I used the same egg replacement for the egg whites as the egg yolks. Mix two tablespoons of ground Chia and Flax seeds (I used Raw Organics “Real Cold Milled Organic Golden Flax Seed & Organic Chia Seed”) with 6 Tablespoons of hot water and let it sit for about five minutes until thickened. Make one batch for the dough and another for the filling.
The sour cream was a little more complicated. Start with a cup of raw cashews (Trader Joes has these at a good price) and cover with boiling water. Let soak for at least 30 minutes and then drain. Put them in a food processor with 1 Tablespoon of cider vinegar and 1 1/2 teaspoons of lemon juice and 1/8 teaspoon of salt. Blend to form a thick paste and then add water, 1 Tablespoon at a time and blend until the desired consistency is reached. You’ll need to add 3 to six Tablespoons.
Technique:
Everything else is the same. Remember to keep the dough on the soft side. If it is too dry, it will be hard to roll and the final nut roll will be dry.
Kifli – Hungarian Cookies
Kifli is another Hungarian Christmas tradition that I remember well, and they were always my favorite of the Christmas cookies.
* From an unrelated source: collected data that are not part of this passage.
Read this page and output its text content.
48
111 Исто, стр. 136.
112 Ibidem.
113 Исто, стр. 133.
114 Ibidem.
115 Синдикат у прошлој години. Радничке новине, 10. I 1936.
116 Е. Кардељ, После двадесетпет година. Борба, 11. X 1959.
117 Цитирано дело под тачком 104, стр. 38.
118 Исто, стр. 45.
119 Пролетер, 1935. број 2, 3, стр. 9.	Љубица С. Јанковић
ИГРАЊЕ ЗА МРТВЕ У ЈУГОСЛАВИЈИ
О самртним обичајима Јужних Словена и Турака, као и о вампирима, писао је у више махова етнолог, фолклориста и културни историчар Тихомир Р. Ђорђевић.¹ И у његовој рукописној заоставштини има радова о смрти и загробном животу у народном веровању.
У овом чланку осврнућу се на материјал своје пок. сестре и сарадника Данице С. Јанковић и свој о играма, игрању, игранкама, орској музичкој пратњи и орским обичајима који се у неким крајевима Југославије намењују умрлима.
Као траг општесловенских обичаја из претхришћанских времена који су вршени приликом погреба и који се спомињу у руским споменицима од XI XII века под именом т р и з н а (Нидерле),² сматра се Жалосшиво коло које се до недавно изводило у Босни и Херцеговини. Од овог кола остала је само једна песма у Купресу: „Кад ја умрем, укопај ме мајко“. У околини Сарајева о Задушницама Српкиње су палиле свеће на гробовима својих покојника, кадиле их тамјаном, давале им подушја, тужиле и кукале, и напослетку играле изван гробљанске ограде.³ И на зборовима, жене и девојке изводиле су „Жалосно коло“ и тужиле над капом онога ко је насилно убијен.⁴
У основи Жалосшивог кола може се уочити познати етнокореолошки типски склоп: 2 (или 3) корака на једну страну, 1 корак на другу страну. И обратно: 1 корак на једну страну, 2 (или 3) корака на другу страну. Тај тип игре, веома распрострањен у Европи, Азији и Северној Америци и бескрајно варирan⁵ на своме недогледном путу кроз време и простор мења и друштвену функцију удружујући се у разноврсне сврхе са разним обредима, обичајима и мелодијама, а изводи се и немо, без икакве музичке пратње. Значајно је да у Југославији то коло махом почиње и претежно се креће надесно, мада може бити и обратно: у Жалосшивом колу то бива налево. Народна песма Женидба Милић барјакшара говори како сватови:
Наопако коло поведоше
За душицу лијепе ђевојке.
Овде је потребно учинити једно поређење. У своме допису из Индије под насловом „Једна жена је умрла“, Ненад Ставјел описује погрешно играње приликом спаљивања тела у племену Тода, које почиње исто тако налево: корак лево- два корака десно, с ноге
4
Growing up, we called them Kiffles, which is the anglicized version of Kifli.
I had never made them until long after my mother was gone, and reclaiming the recipe was not easy as my mother had about 10 different recipes from my aunts and other relatives. She had one labeled “My own special recipe”, that had graham cracker crumbs in at and some other things not in the other recipes, and I’m sure were not in the Kifli that I remember.
After a few years of experimentation with the different recipes and many failures, I finally settled on this one which produces Kifli closest to what I recall, and adjusted the recipe slightly in December 2014.
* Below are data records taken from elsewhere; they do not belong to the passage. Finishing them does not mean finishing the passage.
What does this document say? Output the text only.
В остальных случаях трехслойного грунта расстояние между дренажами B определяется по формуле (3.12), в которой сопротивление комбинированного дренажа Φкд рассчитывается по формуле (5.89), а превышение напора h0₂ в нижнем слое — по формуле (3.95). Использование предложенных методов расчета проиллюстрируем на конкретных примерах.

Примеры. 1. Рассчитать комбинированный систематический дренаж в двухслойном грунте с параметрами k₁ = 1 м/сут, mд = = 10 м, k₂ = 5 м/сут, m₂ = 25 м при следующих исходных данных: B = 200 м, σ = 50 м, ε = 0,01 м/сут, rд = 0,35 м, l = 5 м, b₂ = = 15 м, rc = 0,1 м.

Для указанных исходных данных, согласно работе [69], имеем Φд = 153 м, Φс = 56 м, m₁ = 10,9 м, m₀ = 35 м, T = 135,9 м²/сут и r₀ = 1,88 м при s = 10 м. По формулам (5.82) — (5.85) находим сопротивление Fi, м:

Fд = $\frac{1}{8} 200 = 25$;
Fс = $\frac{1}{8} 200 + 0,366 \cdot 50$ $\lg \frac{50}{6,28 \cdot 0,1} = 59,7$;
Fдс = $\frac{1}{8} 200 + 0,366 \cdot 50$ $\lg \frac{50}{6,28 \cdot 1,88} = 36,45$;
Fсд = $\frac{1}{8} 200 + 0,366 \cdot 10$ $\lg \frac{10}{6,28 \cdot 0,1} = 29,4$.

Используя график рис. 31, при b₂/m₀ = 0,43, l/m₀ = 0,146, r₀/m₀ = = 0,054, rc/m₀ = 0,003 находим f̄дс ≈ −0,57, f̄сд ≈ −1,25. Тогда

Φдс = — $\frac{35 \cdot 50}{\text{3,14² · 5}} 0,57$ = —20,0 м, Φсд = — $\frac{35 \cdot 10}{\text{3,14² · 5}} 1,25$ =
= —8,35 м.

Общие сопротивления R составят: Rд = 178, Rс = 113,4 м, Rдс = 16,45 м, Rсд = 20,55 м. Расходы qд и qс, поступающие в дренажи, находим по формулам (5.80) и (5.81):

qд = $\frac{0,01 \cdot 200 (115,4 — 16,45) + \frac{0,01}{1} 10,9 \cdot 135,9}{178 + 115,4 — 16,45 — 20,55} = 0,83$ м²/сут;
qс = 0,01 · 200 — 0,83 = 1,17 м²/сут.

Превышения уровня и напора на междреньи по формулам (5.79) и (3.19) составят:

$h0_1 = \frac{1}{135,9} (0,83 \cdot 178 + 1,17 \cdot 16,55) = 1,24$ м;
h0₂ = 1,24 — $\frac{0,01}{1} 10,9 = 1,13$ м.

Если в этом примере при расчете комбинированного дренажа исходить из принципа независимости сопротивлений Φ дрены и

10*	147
Kifli – Hungarian Cookies – Vegan Version
I don’t think my mother knew what a Vegan was and I’m sure making Vegan cookies never crossed her mind, although she was very health conscious in her cooking in her later years. But, times change and I have a number of friends who became Vegan this year, some of whom I have gifted at Christmas with nut roll and Kifli. I always like a challenge, so I decided to see if I could make both of these traditional Hungarian recipes in Vegan form. I made a batch of the cookies in Vegan form and my wife said they were better than what I made last year. So I made two batches of Vegan Kifli and two batches of Vegan nut roll. I had my oldest son taste both without telling him about the change and he though I really outdid myself this year. So, I was happy that the recipe worked and worked well.
I won’t publish the whole Vegan Kifli recipe here, just the Vegan substitutions and a few other notes. Refer to the original recipe for the technique, because it is the same for Vegan as the normal recipe.
Substitutions:
Use margarine or vegan butter in place of the butter, same amount.
Use almond milk in place of the milk.
To replace the two eggs, mix two tablespoons of ground Chia and Flax seeds (I used Raw Organics “Real Cold Milled Organic Golden Flax Seed & Organic Chia Seed”) with 6 Tablespoons of hot water and let it sit for about five minutes until thickened.
The sour cream was a little more complicated. Start with a cup of raw cashews (Trader Joes has these at a good price) and cover with boiling water. Let soak for at least 30 minutes and then drain. Put them in a food processor with 1 Tablespoon of cider vinegar and 1 1/2 teaspoons of lemon juice and 1/8 teaspoon of salt. Blend to form a thick paste and then add water, 1 Tablespoon at a time and blend until the desired consistency is reached. You’ll need to add 3 to six Tablespoons.
Technique:
Everything else is the pretty much the same. Remember to keep the dough on the soft side. If it is too dry, it will be hard to roll. The only difference is that these cookies do not brown like the non-vegan recipe. So bake them for 20 minutes and adjust the baking time for your later batches if necessary. When I was baking multiple trays of cookies, I set the oven to convection cooking.